Porque los documentos también guardan vidas. Guardan recuerdos, decisiones, nombres, momentos importantes y pequeños fragmentos de quienes somos. Y supongo que, de alguna manera, sigo haciendo lo mismo que hacía antes: intentar que aquello importante no se pierda.
Luego llegaron los juegos de rol, el hapkido, los blogs, las conversaciones largas, los amigos que necesitan consejo, los compañeros que preguntan dónde está algo y las personas que simplemente necesitan que alguien las escuche un rato.

Y un día me di cuenta de que mi hoja de personaje parece haber sido creada por alguien que mezcló demasiados manuales. Sigo siendo healer, pero también soy archivista. Hay bastante de elfa urbana, un poco de druida de apartamento, algo de soporte emocional involuntario y una cantidad preocupante de conocimientos aparentemente inútiles que, por alguna razón, siempre terminan siendo útiles.

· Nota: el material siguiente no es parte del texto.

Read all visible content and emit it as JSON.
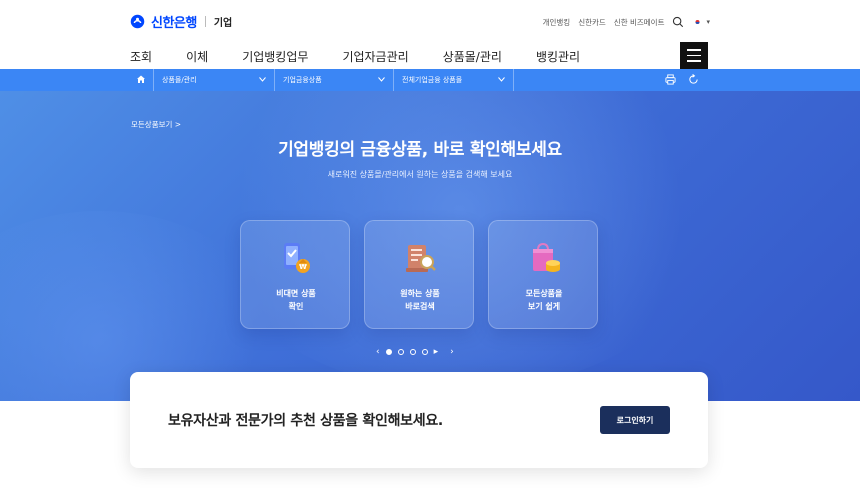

Y sospecho que a muchos nos pasa algo parecido. Conozco bardos que mantienen unido al grupo haciendo reír a todos, tanques emocionales que cargan con los problemas de medio mundo, magos capaces de hablar durante horas de su tema favorito aunque luego no recuerden dónde dejaron las llaves, y druidas urbanos que tienen demasiadas plantas y sueñan secretamente con abandonar la civilización para vivir en una cabaña en medio del bosque.

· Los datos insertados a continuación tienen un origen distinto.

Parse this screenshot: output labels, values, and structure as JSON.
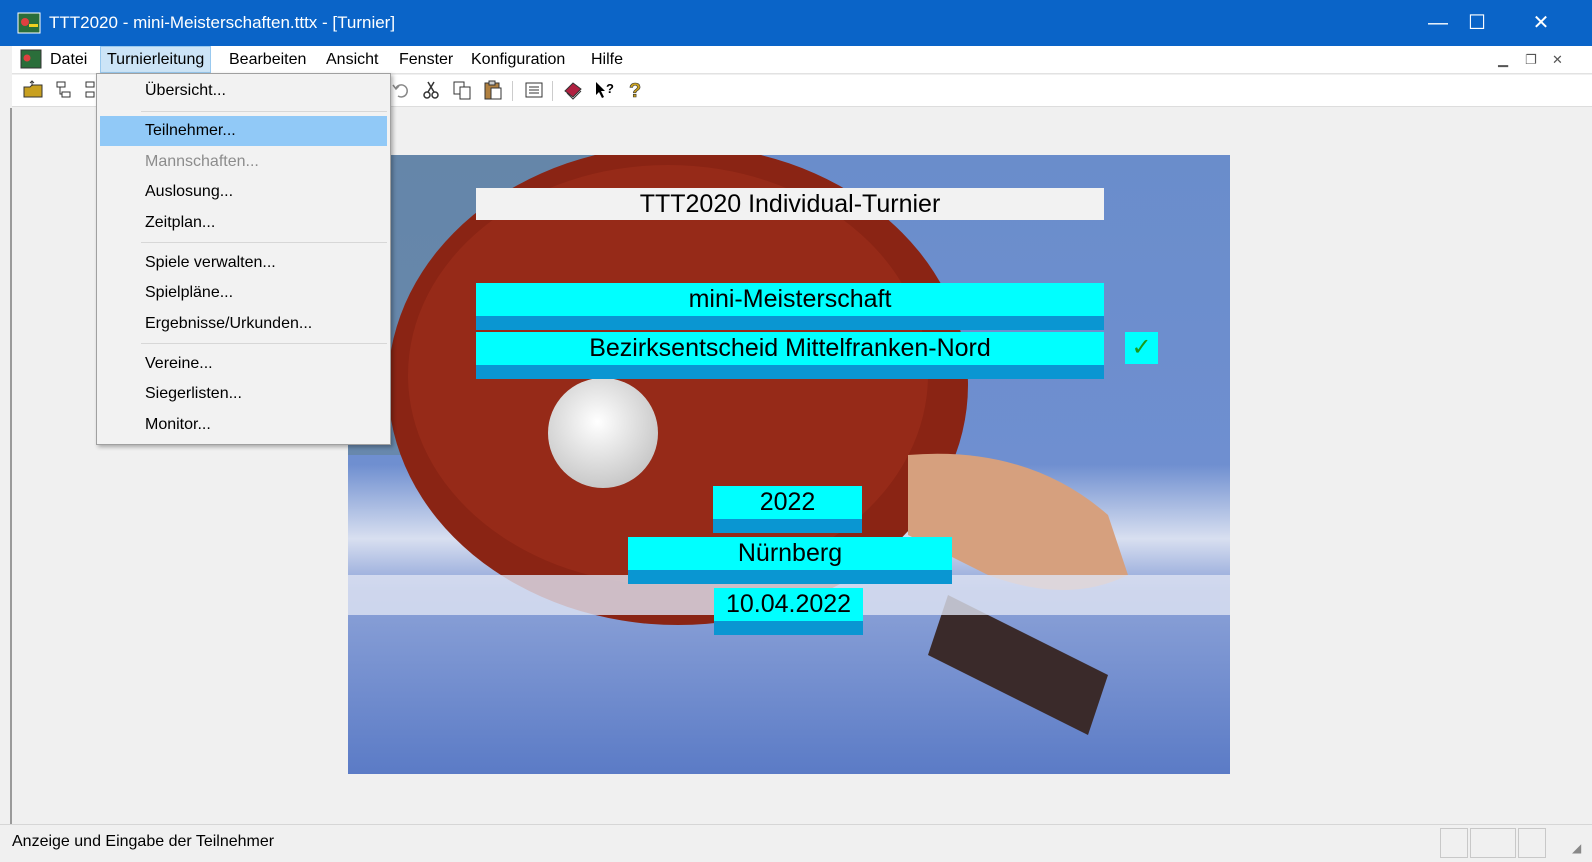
{
  "window": {
    "title": "TTT2020 - mini-Meisterschaften.tttx - [Turnier]",
    "min": "—",
    "max": "☐",
    "close": "✕"
  },
  "menubar": {
    "items": [
      "Datei",
      "Turnierleitung",
      "Bearbeiten",
      "Ansicht",
      "Fenster",
      "Konfiguration",
      "Hilfe"
    ],
    "active": "Turnierleitung"
  },
  "dropdown": {
    "items": [
      {
        "label": "Übersicht...",
        "state": "normal"
      },
      {
        "label": "Teilnehmer...",
        "state": "highlighted"
      },
      {
        "label": "Mannschaften...",
        "state": "disabled"
      },
      {
        "label": "Auslosung...",
        "state": "normal"
      },
      {
        "label": "Zeitplan...",
        "state": "normal"
      },
      {
        "label": "Spiele verwalten...",
        "state": "normal"
      },
      {
        "label": "Spielpläne...",
        "state": "normal"
      },
      {
        "label": "Ergebnisse/Urkunden...",
        "state": "normal"
      },
      {
        "label": "Vereine...",
        "state": "normal"
      },
      {
        "label": "Siegerlisten...",
        "state": "normal"
      },
      {
        "label": "Monitor...",
        "state": "normal"
      }
    ]
  },
  "toolbar": {
    "icons": [
      "open-folder-icon",
      "tree-icon",
      "tree2-icon",
      "undo-icon",
      "cut-icon",
      "copy-icon",
      "paste-icon",
      "list-icon",
      "book-icon",
      "context-help-icon",
      "help-icon"
    ]
  },
  "tournament": {
    "title": "TTT2020 Individual-Turnier",
    "name": "mini-Meisterschaft",
    "level": "Bezirksentscheid Mittelfranken-Nord",
    "check": "✓",
    "year": "2022",
    "city": "Nürnberg",
    "date": "10.04.2022"
  },
  "status": {
    "text": "Anzeige und Eingabe der Teilnehmer"
  },
  "colors": {
    "titlebar": "#0a64c8",
    "highlight": "#91c9f7",
    "cyan": "#00ffff",
    "band": "#0a96d2"
  }
}
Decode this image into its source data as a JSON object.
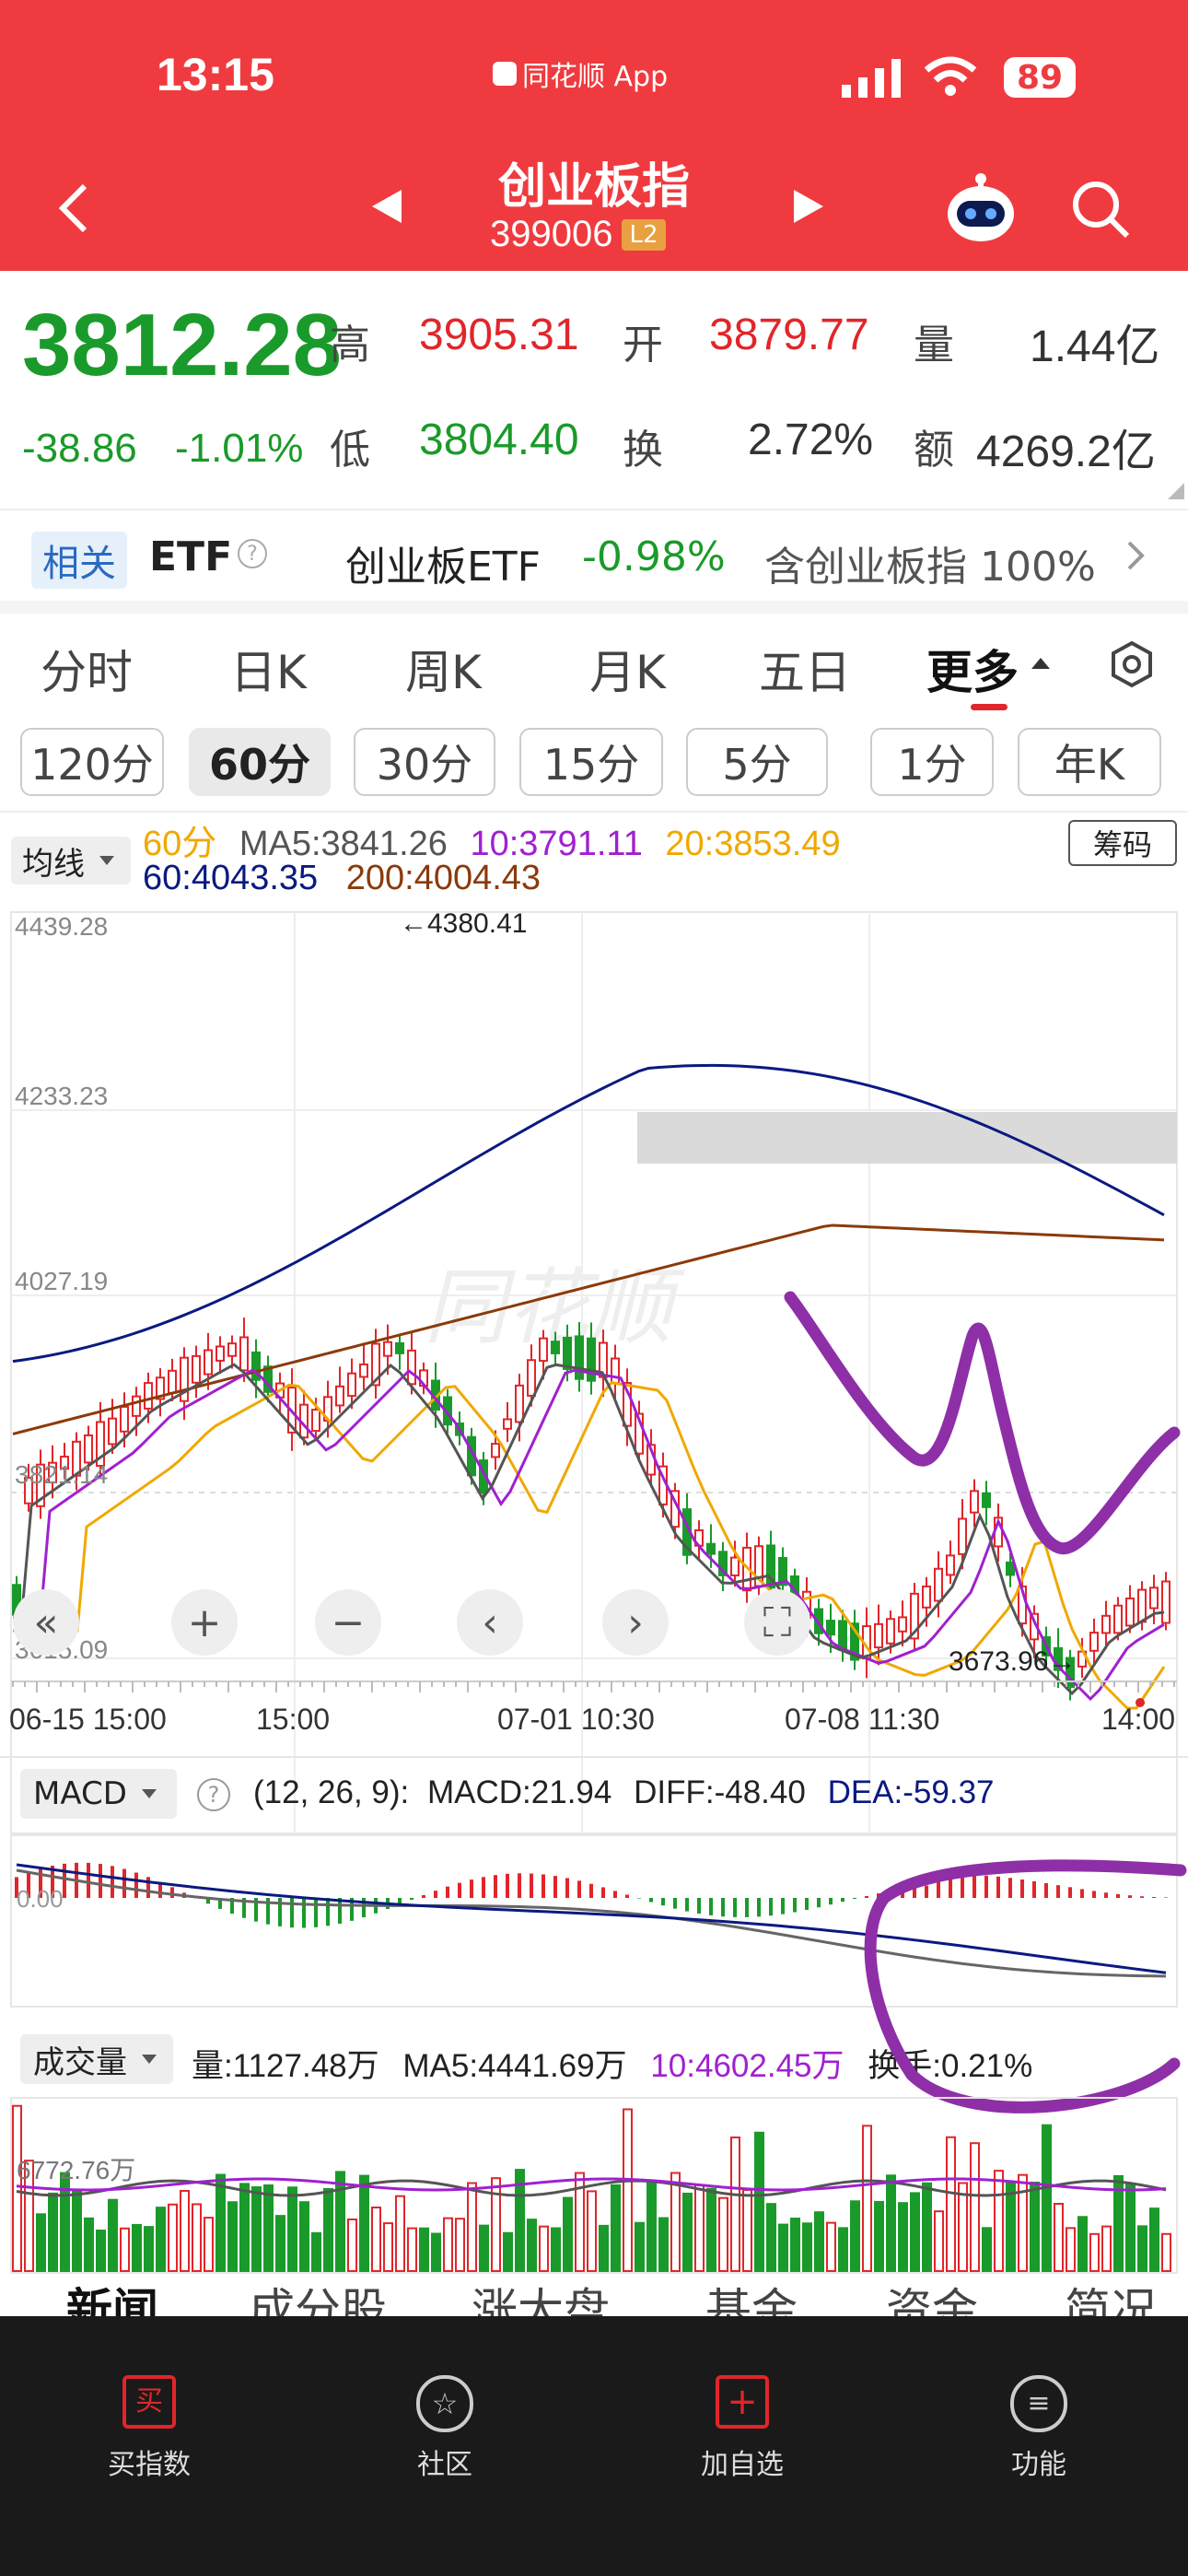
{
  "status": {
    "time": "13:15",
    "app": "同花顺 App",
    "battery": "89"
  },
  "nav": {
    "title": "创业板指",
    "code": "399006",
    "level_badge": "L2"
  },
  "quote": {
    "price": "3812.28",
    "change": "-38.86",
    "change_pct": "-1.01%",
    "high_label": "高",
    "high": "3905.31",
    "low_label": "低",
    "low": "3804.40",
    "open_label": "开",
    "open": "3879.77",
    "turnover_label": "换",
    "turnover": "2.72%",
    "volume_label": "量",
    "volume": "1.44亿",
    "amount_label": "额",
    "amount": "4269.2亿"
  },
  "etf": {
    "tag": "相关",
    "label": "ETF",
    "name": "创业板ETF",
    "change": "-0.98%",
    "holding": "含创业板指 100%"
  },
  "period_tabs": [
    "分时",
    "日K",
    "周K",
    "月K",
    "五日",
    "更多"
  ],
  "minute_tabs": [
    "120分",
    "60分",
    "30分",
    "15分",
    "5分",
    "1分",
    "年K"
  ],
  "ma_bar": {
    "selector": "均线",
    "period": "60分",
    "ma5": "MA5:3841.26",
    "ma10": "10:3791.11",
    "ma20": "20:3853.49",
    "ma60": "60:4043.35",
    "ma200": "200:4004.43",
    "chips": "筹码"
  },
  "kline": {
    "y_ticks": [
      "4439.28",
      "4233.23",
      "4027.19",
      "3821.14",
      "3615.09"
    ],
    "high_marker": "←4380.41",
    "low_marker": "3673.96→",
    "x_ticks": [
      "06-15 15:00",
      "15:00",
      "07-01 10:30",
      "07-08 11:30",
      "14:00"
    ],
    "watermark": "同花顺"
  },
  "macd": {
    "selector": "MACD",
    "params": "(12, 26, 9):",
    "macd": "MACD:21.94",
    "diff": "DIFF:-48.40",
    "dea": "DEA:-59.37",
    "axis": "0.00"
  },
  "volume": {
    "selector": "成交量",
    "vol": "量:1127.48万",
    "ma5": "MA5:4441.69万",
    "ma10": "10:4602.45万",
    "turnover": "换手:0.21%",
    "axis": "6772.76万"
  },
  "info_tabs": [
    "新闻",
    "成分股",
    "涨大盘",
    "基金",
    "资金",
    "简况"
  ],
  "bottom_nav": [
    "买指数",
    "社区",
    "加自选",
    "功能"
  ],
  "colors": {
    "header": "#ef3b3f",
    "up": "#e0262a",
    "down": "#1a9a2a",
    "ma5": "#555555",
    "ma10": "#a020d0",
    "ma20": "#f0a800",
    "ma60": "#0a1a80",
    "ma200": "#8b3a0a",
    "annotation": "#8e2fa8"
  }
}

Quizá crecer no consiste en elegir una clase. Quizá consiste en descubrir todas las que hemos ido subiendo de nivel sin darnos cuenta.
Si hoy abriera mi hoja de personaje, probablemente diría algo así:
Clase principal: Healer.
Clase secundaria: Archivista.
Subclases: Elfa perdida, druida urbana y soporte emocional involuntario.
Habilidad especial: encontrar exactamente lo que alguien necesita, ya sea un documento, una palabra de ánimo o una curita.
Debilidad crítica: el calor, el exceso de ruido y la frase "eso se hace en cinco minutos".

Porque sospecho que muchos somos multiclase. Y quizá una de las cosas más bonitas de crecer sea descubrir que somos mucho más que la primera clase que imaginamos cuando éramos niños.